No voy a hacer, porque más que fácil es inútil, el artículo contra las Fallas, pero me apetece decir un par de cosas sobre esa Exposición del Ninot que anticipa a su manera lo que podremos ver -para quien tenga ganas de someterse a un recorrido de tontas injurias- en los centenares de monumentos falleros propiamente dichos que llenan cada encrucijada de nuestras calles. Es una exposición que cabe calificar sin exageración de museo provincial de los horrores, y con mayor razón si se tiene en cuenta que más o menos una mitad del recinto está ocupado por los ninots extrapolados de las fallas infantiles, tal es el empuje de la fiesta local por definición. Volveré luego sobre esa extrapolación (porque en esta muestra lo que se ofrece es aquello de lo que el artista fallero está más contento, hasta el punto de exponerlo al mérito de ser indultado -curiosa terminología- del fuego con la pretensión exagerada de que nos atormente por toda la eternidad), extraída de un conjunto que muchas veces no hace honor a tanta gracia. Antes me gustaría elevar una queja a las autoridades pertinentes en un sentido preciso.

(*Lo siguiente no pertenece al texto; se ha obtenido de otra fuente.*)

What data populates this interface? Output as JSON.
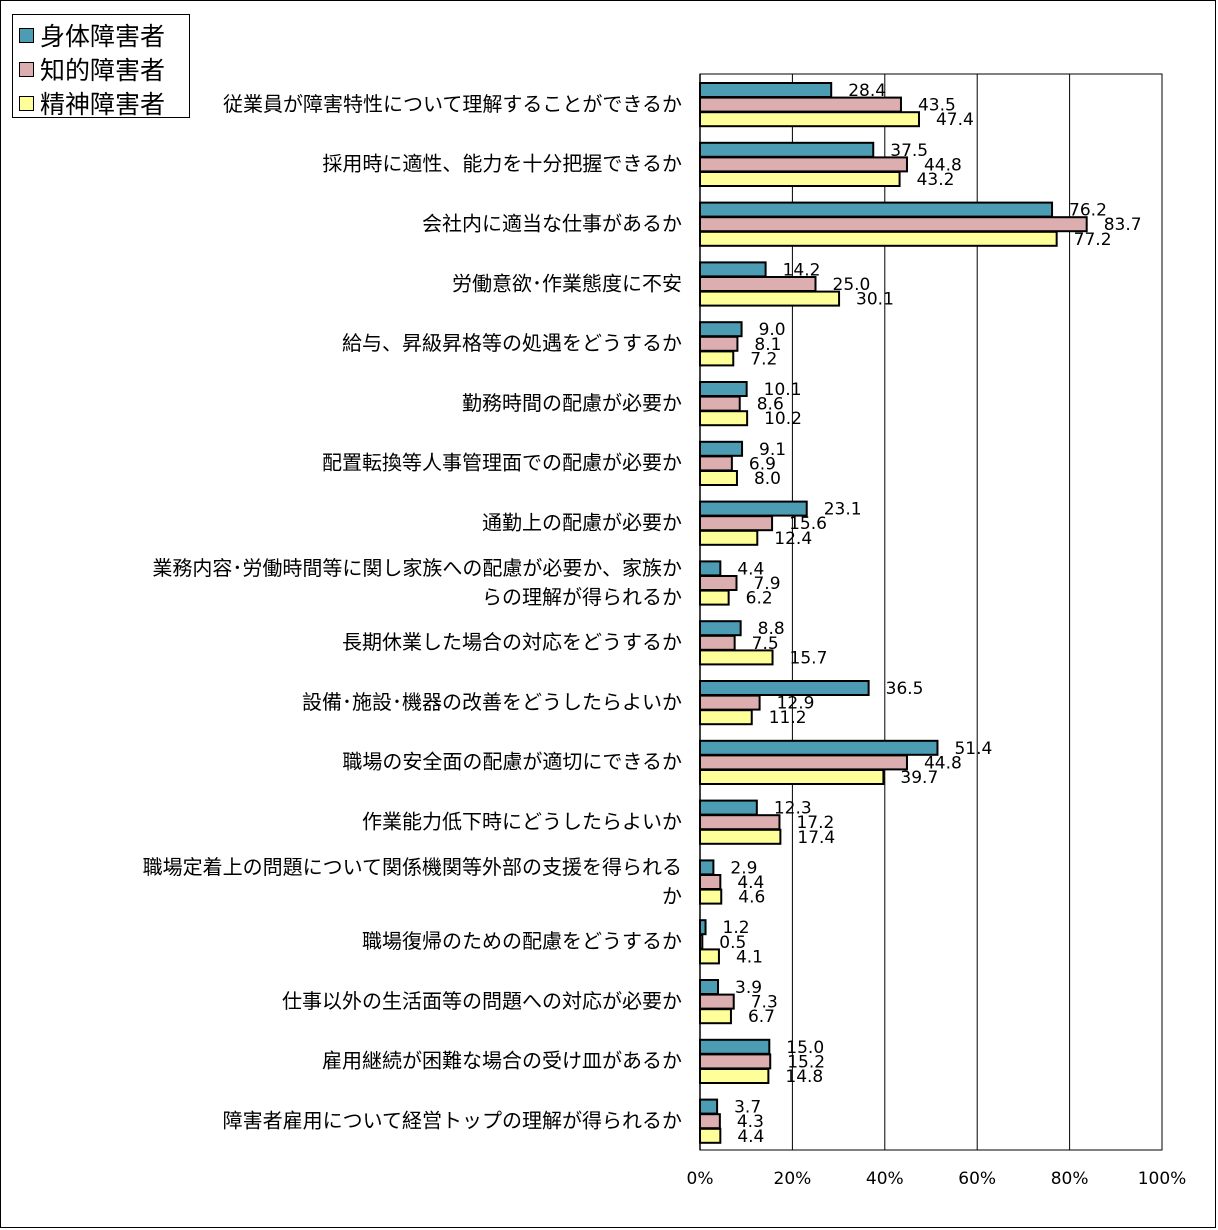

La mañana que estuve en esa desaforada exposición, montada como al tuntún en unos bajos del mercado de Ruzafa que huelen a urinario restregado de zotal, pude observar que abundaban los grupos escolares entre las visitas, así que me dije que algún astuto concejal había conseguido urdir un programa de asistencia en todo parecido a los que ya asolan teatros y salas musicales, como si los niños, no teniendo bastante con lo suyo, debieran además asistir a la escena, a conciertos y a museos de la ciencia para columpiarse en el Péndulo de Foucault, animados por unos educadores que no contentos con someterlos a esfuerzos semejantes se deciden sin recato por introducirlos también en el apasionante mundo de nuestras fiestas mayores -como si no participasen de ellas de una manera más o menos espontánea- mediante el ardid de la visita programada a una exposición esperpéntica carente de virtud distinta a su carácter efímero. Iba a decir algo así como pobres niños en edad escolar, vaya sitios se ven programados a frecuentar para su mejor entendimiento, cuando reparé en que con toda probabilidad son los mismos que al abandonar la cultura de la visita educativa dan en destrozar papeleras y contenedores con la taimada disposición de sus petardos y la artera complicidad de sus suministradores.

En esas estaba, al abandonar el recinto de la exposición para respirar los humos de la calle -dicho sea de paso, esta es la ciudad donde peor camina la gente por las aceras, debido tal vez a los efectos de la memoria compulsiva de su rica tradición en desfiles y procesiones- cuando reparé en lo que acababa de ver. Millares de tías buenas en ropa interior, un par de buenas intenciones que podrían ser incluidas en una todavía indefinida línea blanca del ninotismo, algunas caricaturas no muy afortunadas de figuras públicas y esa patética variante del realismo que busca conmover a fuerza de fidelidad hacia el modelo que se toma de referencia (la pareja de cariñosos ancianos con su nieta de corta edad -això sí que és art, que diría Albert Boadella-, algún representante típico de un oficio entrañable y ya desaparecido, la menuda y nervuda castañera invernal con su toca, el político irreconocible sin la ayuda de la exageración en sus rasgos definitorios), en la triste compulsión de una artesanía empeñada en hacer muñecos a los que sólo les faltaría hablar.

Uno piensa con alivio que tanto mejor si no lo hacen. Y se extraña de que a muchos valencianos ilustres y muy leídos que escaparon a tiempo de esta maltrecha ciudad y de sus fiestas mayores les fascinen todavía el fulgor de unos recuerdos que permanecen en activo en la medida que se guardan de la oportunidad de actualizarlos.